By Darryl Mathers
Providing exemplary care to people living with mental illness is a responsibility everyone at Ontario Shores Centre for Mental Health Sciences (Ontario Shores) takes great pride.
The compassion and empathy shown by all staff, regardless of role, is part of what makes Ontario Shores a place where those impacted by mental illness want to receive care and treatment.
While its commitment to the communities it serves is undeniable, behind the scenes the specialty mental health hospital is taking action to maintain and even enhance the mental and physical health of its employees.
“People who are paid to look after others need to have attention given to their own strength, resiliency and wellness in order to do a good job providing care,” says Karim Mamdani, President and CEO of Ontario Shores.
Located in Whitby, Ont., Ontario Shores provides staff with supports for their own mental well-being. Its new two-year psychotherapy pilot program offers free confidential psychotherapy services, either as an internet-based system for employees to seek digital cognitive behavioural therapy, or as extensive psychotherapy through an in-person therapist on-site or at a clinic.
“We’ve talked it up and tried to alert people to it,” Mamdani says. “Often people won’t admit they need help. So the way we’re doing it is not to suggest that any one person needs to get help, but that everyone can benefit from a little TLC. Reaching out is not something the organization sees as a problem or weakness. It’s what we expect.”
The hospital has also offered resiliency training and mindfulness sessions in addition to offering a range of wellness benefits such as walking clubs, fitness classes and an on-site gym.
To organize it all for staff, Kaelen O’Rahilly, a recruiter in Human Resources with a background in workplace wellness, helped develop a Wheel of Well-being with nine domains, including physical, social, spiritual and financial health. People can access information on the programs anytime through the hospital’s intranet.

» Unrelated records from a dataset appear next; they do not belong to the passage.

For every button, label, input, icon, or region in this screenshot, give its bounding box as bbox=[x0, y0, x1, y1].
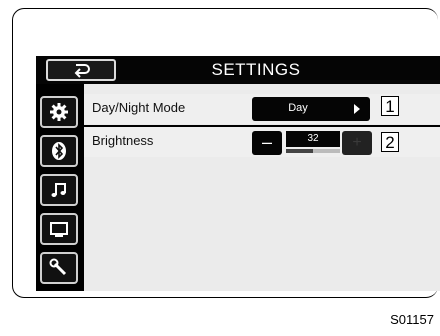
settings-screen: SETTINGS Day/Night Mode Day Brightness –… bbox=[36, 56, 440, 291]
wrench-icon bbox=[49, 258, 67, 276]
brightness-label: Brightness bbox=[92, 133, 154, 148]
sidebar-item-bluetooth[interactable] bbox=[40, 135, 78, 167]
sidebar-item-general[interactable] bbox=[40, 96, 78, 128]
day-night-label: Day/Night Mode bbox=[92, 100, 186, 115]
sidebar-item-tools[interactable] bbox=[40, 252, 78, 284]
sidebar-item-display[interactable] bbox=[40, 213, 78, 245]
header-bar: SETTINGS bbox=[36, 56, 440, 84]
callout-1: 1 bbox=[381, 96, 399, 116]
figure-id: S01157 bbox=[390, 312, 434, 327]
bluetooth-icon bbox=[52, 142, 66, 160]
back-button[interactable] bbox=[46, 59, 116, 81]
sidebar bbox=[36, 84, 84, 291]
sidebar-item-audio[interactable] bbox=[40, 174, 78, 206]
brightness-level-fill bbox=[286, 149, 313, 153]
music-note-icon bbox=[51, 183, 66, 197]
return-arrow-icon bbox=[74, 64, 90, 78]
brightness-decrease-button[interactable]: – bbox=[252, 131, 282, 155]
brightness-increase-button[interactable]: + bbox=[342, 131, 372, 155]
gear-icon bbox=[50, 103, 68, 121]
page-title: SETTINGS bbox=[211, 60, 301, 79]
arrow-right-icon bbox=[354, 104, 360, 114]
brightness-level-bar bbox=[286, 149, 340, 153]
day-night-value: Day bbox=[288, 102, 308, 114]
day-night-select-button[interactable]: Day bbox=[252, 97, 370, 121]
brightness-value: 32 bbox=[286, 131, 340, 147]
monitor-icon bbox=[50, 222, 68, 237]
callout-2: 2 bbox=[381, 132, 399, 152]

“One of my roles is research on whether people are interested in the initiatives we’re running,” says O’Rahilly. “So I visit the units on a monthly basis and pop in at their team huddles, asking what they like so far and what they’d like to see at the hospital. We want to make sure staff are enjoying what we offer and being heard.”

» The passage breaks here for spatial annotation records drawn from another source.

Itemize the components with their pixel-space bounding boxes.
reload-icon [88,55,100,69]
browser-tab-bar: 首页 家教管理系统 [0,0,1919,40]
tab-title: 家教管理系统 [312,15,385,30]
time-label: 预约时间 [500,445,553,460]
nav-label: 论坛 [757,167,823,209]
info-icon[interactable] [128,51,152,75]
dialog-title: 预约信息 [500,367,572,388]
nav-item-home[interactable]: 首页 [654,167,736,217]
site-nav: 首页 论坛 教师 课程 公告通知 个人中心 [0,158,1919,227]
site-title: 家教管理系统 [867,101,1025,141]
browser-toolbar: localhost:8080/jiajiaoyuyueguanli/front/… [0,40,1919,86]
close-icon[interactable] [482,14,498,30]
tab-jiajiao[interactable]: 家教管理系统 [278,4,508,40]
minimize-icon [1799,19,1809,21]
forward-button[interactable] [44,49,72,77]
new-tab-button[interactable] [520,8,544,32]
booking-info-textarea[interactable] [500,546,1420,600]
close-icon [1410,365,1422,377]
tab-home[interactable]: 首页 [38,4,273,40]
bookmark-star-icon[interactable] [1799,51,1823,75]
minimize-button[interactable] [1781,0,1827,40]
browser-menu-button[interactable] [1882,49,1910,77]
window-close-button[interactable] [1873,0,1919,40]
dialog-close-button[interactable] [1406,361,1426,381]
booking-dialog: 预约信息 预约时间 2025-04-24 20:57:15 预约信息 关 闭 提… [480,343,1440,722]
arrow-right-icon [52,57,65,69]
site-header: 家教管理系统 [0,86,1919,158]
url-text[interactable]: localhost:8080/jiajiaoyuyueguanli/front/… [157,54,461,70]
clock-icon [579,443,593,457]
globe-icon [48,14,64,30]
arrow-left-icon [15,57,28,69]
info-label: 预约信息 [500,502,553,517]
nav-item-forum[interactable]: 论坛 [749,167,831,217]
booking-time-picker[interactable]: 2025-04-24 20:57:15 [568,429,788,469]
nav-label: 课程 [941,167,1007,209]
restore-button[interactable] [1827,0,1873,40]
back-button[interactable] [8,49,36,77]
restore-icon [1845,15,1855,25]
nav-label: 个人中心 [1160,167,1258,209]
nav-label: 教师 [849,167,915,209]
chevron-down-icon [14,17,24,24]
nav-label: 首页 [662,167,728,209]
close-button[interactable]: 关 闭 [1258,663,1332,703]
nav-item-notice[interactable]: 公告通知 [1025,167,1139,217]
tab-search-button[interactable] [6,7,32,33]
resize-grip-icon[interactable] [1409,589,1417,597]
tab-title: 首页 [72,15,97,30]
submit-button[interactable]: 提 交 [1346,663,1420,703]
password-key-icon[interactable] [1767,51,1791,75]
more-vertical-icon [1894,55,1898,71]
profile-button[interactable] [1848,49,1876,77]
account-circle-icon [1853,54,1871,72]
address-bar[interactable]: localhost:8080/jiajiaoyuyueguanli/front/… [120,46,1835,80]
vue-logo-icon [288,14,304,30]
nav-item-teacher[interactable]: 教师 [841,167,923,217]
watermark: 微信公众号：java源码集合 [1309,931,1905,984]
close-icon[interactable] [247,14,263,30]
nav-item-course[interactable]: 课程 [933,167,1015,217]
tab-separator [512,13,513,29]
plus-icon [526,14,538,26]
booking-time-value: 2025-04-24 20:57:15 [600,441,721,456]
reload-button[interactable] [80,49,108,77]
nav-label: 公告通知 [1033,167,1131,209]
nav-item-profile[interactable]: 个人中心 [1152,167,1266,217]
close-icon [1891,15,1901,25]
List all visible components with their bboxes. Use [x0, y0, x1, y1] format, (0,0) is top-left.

Ontario Shores also promotes the various aspects of wellness in its design of hospital-specific initiatives. This year, the hospital turned part of its focus toward nutrition with the launch of its Eat Well, Live Well program. Each day, the hospital’s Nutrition and Food Services team created fresh and affordable healthy options such as salads, snacks, sandwiches, smoothies or entrees. They were labelled as part of Eat Well, Live Well so that people can quickly identify items that are part of the program. To start it off, senior management gifted each employee with a card for 10 free meals.
Darryl Mathers works in communications at Ontario Shores for Mental Health Sciences.